Quello che si vede per e strade è la voglia di chiedere a chi ci rappresenta di riformare o rifondare il sistema che oggi non riesce a garantire la giustizia e a distinguere nettamente il bene dal male e che nè oggi né domani riuscirà a garantirci di essere noi (i giusti) in guerra contro loro (i terroristi).
Soprattutto per la mia generazione, che è cresciuta tartassata di lodi tessute agli oraganismi internazionali, ONU in primis, come garanzia dei diritti umani in tutte le controversie internazionali, ritrovarsi con 4guerre negli ultimi 10anni e dopo ogni guerra con lo spettro di un’altra guerra in arrivo non ha fatto altro che creare una grosso desiderio di cambiare, un’esigenza di giustizia ma soprattutto la consapevolezz di essere stati presi in giro.

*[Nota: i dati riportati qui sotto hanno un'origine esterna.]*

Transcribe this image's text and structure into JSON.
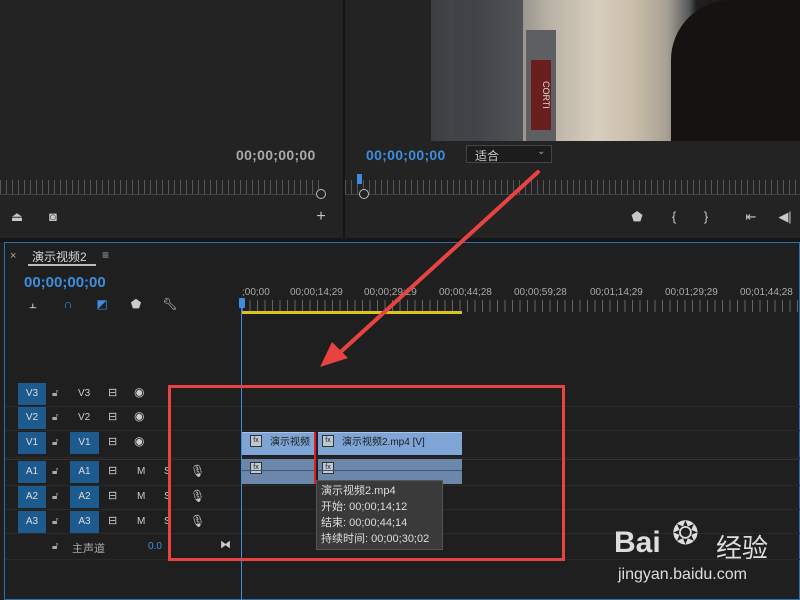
{
  "source_monitor": {
    "timecode": "00;00;00;00"
  },
  "program_monitor": {
    "timecode": "00;00;00;00",
    "zoom_select": "适合",
    "video_sign_text": "CORTI"
  },
  "timeline": {
    "tab_close": "×",
    "tab_title": "演示视频2",
    "tab_menu": "≡",
    "timecode": "00;00;00;00",
    "ruler_labels": [
      ";00;00",
      "00;00;14;29",
      "00;00;29;29",
      "00;00;44;28",
      "00;00;59;28",
      "00;01;14;29",
      "00;01;29;29",
      "00;01;44;28"
    ],
    "video_tracks": [
      {
        "target": "V3",
        "source": "",
        "name": "V3"
      },
      {
        "target": "V2",
        "source": "",
        "name": "V2"
      },
      {
        "target": "V1",
        "source": "V1",
        "name": ""
      }
    ],
    "audio_tracks": [
      {
        "target": "A1",
        "source": "A1",
        "m": "M",
        "s": "S"
      },
      {
        "target": "A2",
        "source": "A2",
        "m": "M",
        "s": "S"
      },
      {
        "target": "A3",
        "source": "A3",
        "m": "M",
        "s": "S"
      }
    ],
    "master_track": {
      "name": "主声道",
      "volume": "0.0"
    },
    "clips": {
      "clip1_label": "演示视频",
      "clip2_label": "演示视频2.mp4 [V]",
      "fx": "fx"
    },
    "tooltip": {
      "name": "演示视频2.mp4",
      "start": "开始: 00;00;14;12",
      "end": "结束: 00;00;44;14",
      "duration": "持续时间: 00;00;30;02"
    }
  },
  "watermark": {
    "brand": "Bai",
    "brand_suffix": "经验",
    "url": "jingyan.baidu.com"
  },
  "colors": {
    "accent_blue": "#3d8ee0",
    "annotation_red": "#e84343",
    "work_area_yellow": "#d8c51e"
  }
}
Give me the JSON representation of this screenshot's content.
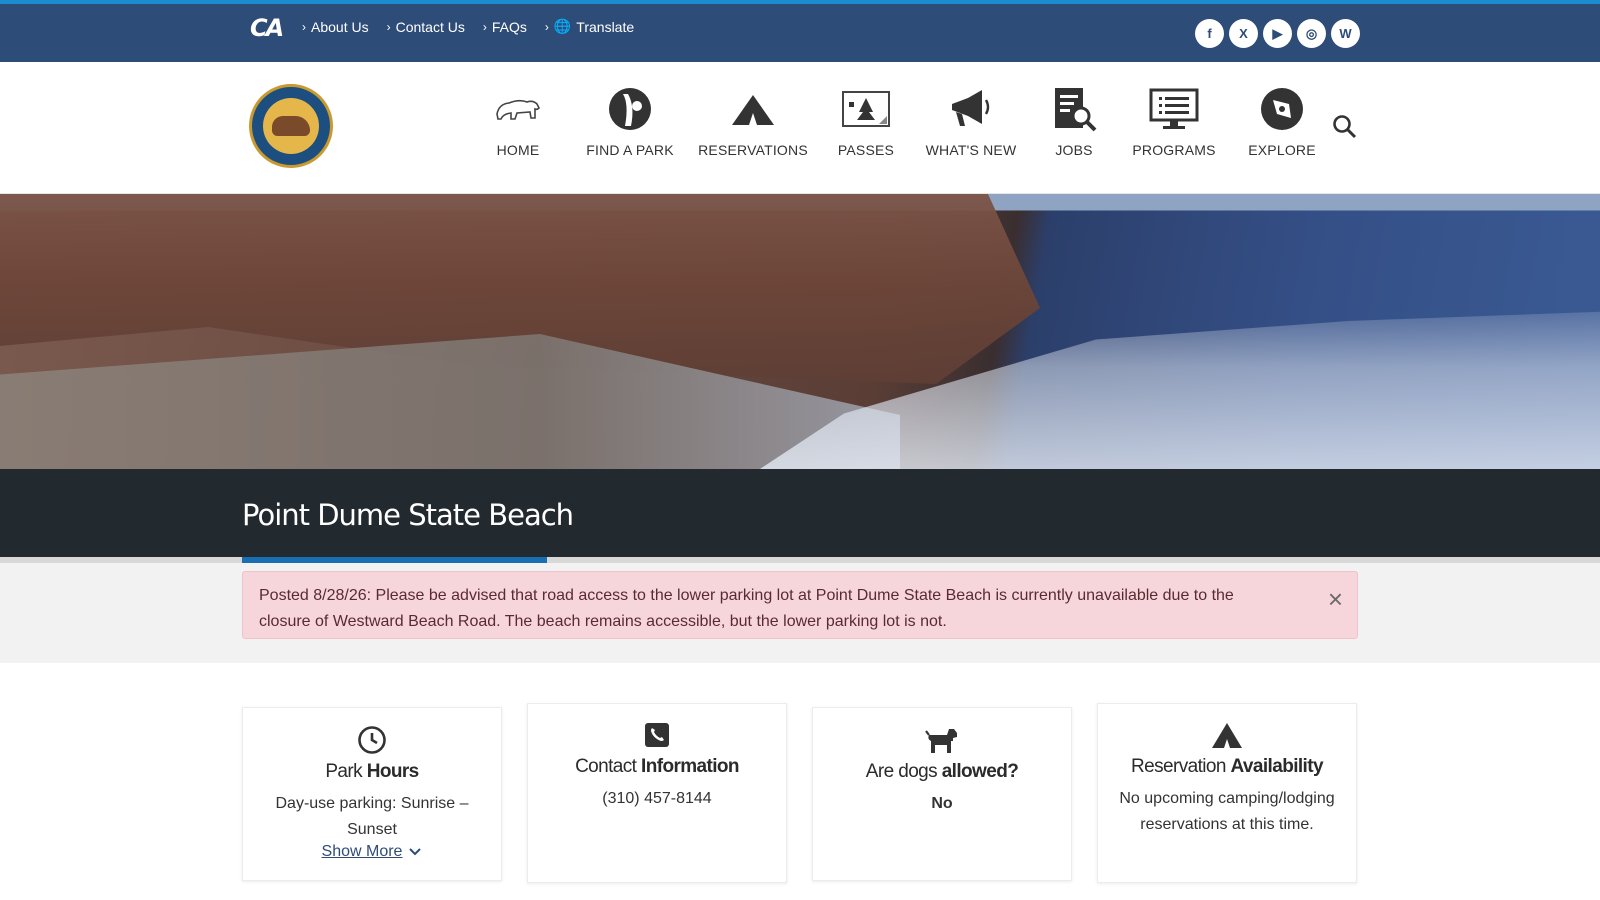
{
  "utility": {
    "logo_text": "CA",
    "links": [
      {
        "label": "About Us"
      },
      {
        "label": "Contact Us"
      },
      {
        "label": "FAQs"
      },
      {
        "label": "Translate"
      }
    ],
    "social": [
      {
        "name": "facebook-icon",
        "glyph": "f"
      },
      {
        "name": "x-twitter-icon",
        "glyph": "X"
      },
      {
        "name": "youtube-icon",
        "glyph": "▶"
      },
      {
        "name": "instagram-icon",
        "glyph": "◎"
      },
      {
        "name": "wordpress-icon",
        "glyph": "W"
      }
    ]
  },
  "nav": {
    "items": [
      {
        "label": "HOME",
        "icon": "bear-icon"
      },
      {
        "label": "FIND A PARK",
        "icon": "map-pin-icon"
      },
      {
        "label": "RESERVATIONS",
        "icon": "tent-icon"
      },
      {
        "label": "PASSES",
        "icon": "pass-card-icon"
      },
      {
        "label": "WHAT'S NEW",
        "icon": "megaphone-icon"
      },
      {
        "label": "JOBS",
        "icon": "job-search-icon"
      },
      {
        "label": "PROGRAMS",
        "icon": "monitor-list-icon"
      },
      {
        "label": "EXPLORE",
        "icon": "compass-icon"
      }
    ]
  },
  "page": {
    "title": "Point Dume State Beach"
  },
  "alert": {
    "text": "Posted 8/28/26: Please be advised that road access to the lower parking lot at Point Dume State Beach is currently unavailable due to the closure of Westward Beach Road. The beach remains accessible, but the lower parking lot is not.",
    "close_label": "×"
  },
  "cards": {
    "hours": {
      "title_light": "Park ",
      "title_bold": "Hours",
      "body": "Day-use parking: Sunrise – Sunset",
      "link": "Show More"
    },
    "contact": {
      "title_light": "Contact ",
      "title_bold": "Information",
      "body": "(310) 457-8144"
    },
    "dogs": {
      "title_light": "Are dogs ",
      "title_bold": "allowed?",
      "body": "No"
    },
    "reservation": {
      "title_light": "Reservation ",
      "title_bold": "Availability",
      "body": "No upcoming camping/lodging reservations at this time."
    }
  },
  "colors": {
    "utility_bar": "#2e4c78",
    "accent": "#1a6fb3",
    "title_band": "#22292f",
    "alert_bg": "#f7d6db"
  }
}
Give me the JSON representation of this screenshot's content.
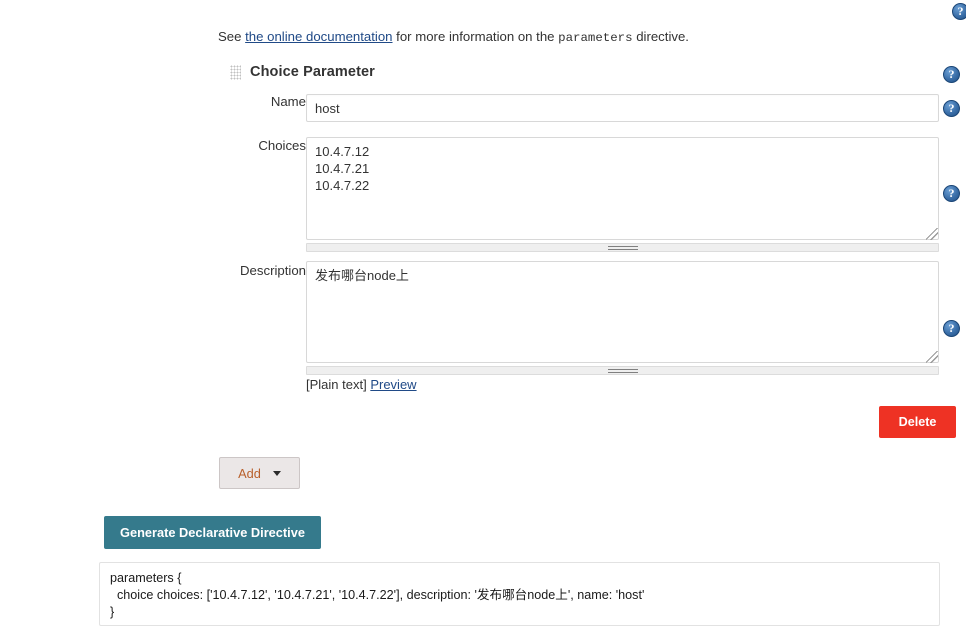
{
  "intro": {
    "prefix": "See ",
    "link_text": "the online documentation",
    "middle": " for more information on the ",
    "code_term": "parameters",
    "suffix": " directive."
  },
  "section": {
    "title": "Choice Parameter",
    "grip_icon": "drag-handle-icon"
  },
  "form": {
    "name_label": "Name",
    "name_value": "host",
    "choices_label": "Choices",
    "choices_value": "10.4.7.12\n10.4.7.21\n10.4.7.22",
    "description_label": "Description",
    "description_value": "发布哪台node上"
  },
  "preview": {
    "plain_text": "[Plain text]",
    "preview_link": "Preview"
  },
  "buttons": {
    "delete_label": "Delete",
    "add_label": "Add",
    "add_caret_icon": "chevron-down-icon",
    "generate_label": "Generate Declarative Directive"
  },
  "generated_code": "parameters {\n  choice choices: ['10.4.7.12', '10.4.7.21', '10.4.7.22'], description: '发布哪台node上', name: 'host'\n}",
  "help_icons": {
    "label": "?",
    "semantic": "help-icon",
    "count": 5
  },
  "colors": {
    "delete_red": "#ee3224",
    "generate_teal": "#357a8c",
    "link_blue": "#204a87",
    "add_button_text": "#b9602c"
  }
}
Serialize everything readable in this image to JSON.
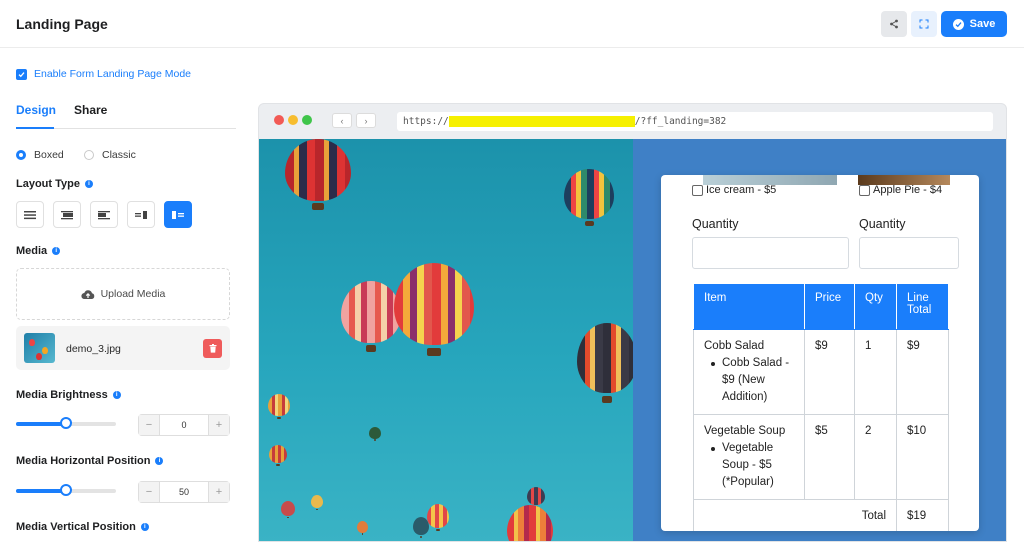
{
  "header": {
    "title": "Landing Page",
    "save_label": "Save"
  },
  "settings": {
    "enable_label": "Enable Form Landing Page Mode",
    "tabs": [
      {
        "label": "Design"
      },
      {
        "label": "Share"
      }
    ],
    "style_options": [
      {
        "label": "Boxed",
        "selected": true
      },
      {
        "label": "Classic",
        "selected": false
      }
    ],
    "layout_type_label": "Layout Type",
    "media_label": "Media",
    "upload_label": "Upload Media",
    "file_name": "demo_3.jpg",
    "brightness": {
      "label": "Media Brightness",
      "value": "0"
    },
    "horizontal": {
      "label": "Media Horizontal Position",
      "value": "50"
    },
    "vertical": {
      "label": "Media Vertical Position"
    }
  },
  "preview": {
    "url_prefix": "https://",
    "url_suffix": "/?ff_landing=382",
    "options": [
      "Ice cream - $5",
      "Apple Pie - $4"
    ],
    "quantity_label": "Quantity",
    "table": {
      "headers": [
        "Item",
        "Price",
        "Qty",
        "Line Total"
      ],
      "rows": [
        {
          "item": "Cobb Salad",
          "detail": "Cobb Salad - $9 (New Addition)",
          "price": "$9",
          "qty": "1",
          "total": "$9"
        },
        {
          "item": "Vegetable Soup",
          "detail": "Vegetable Soup - $5 (*Popular)",
          "price": "$5",
          "qty": "2",
          "total": "$10"
        }
      ],
      "total_label": "Total",
      "total_value": "$19"
    }
  },
  "colors": {
    "accent": "#1a7efb",
    "danger": "#ef5b5b",
    "url_highlight": "#f6f000"
  }
}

Il no-alla-guerra, che viene da chiunque abbia riflettuto un po’ sul nostro periodo storico, è soprattutto la richiesta verso chi abbiamo votato di non limitarsi a correre ai ripari con una guerra ogni qual volta il sistema del diritto internazionale rivela le sue perversioni e i suoi limiti.
NOT IN MY NAME dice qualche cartello io lo traduco con: “La guerra è la conseguenza della vostra gestione corrotta del potere” è la denuncia verso le democrazie occidentali di non essere più, ormai, rappresentative.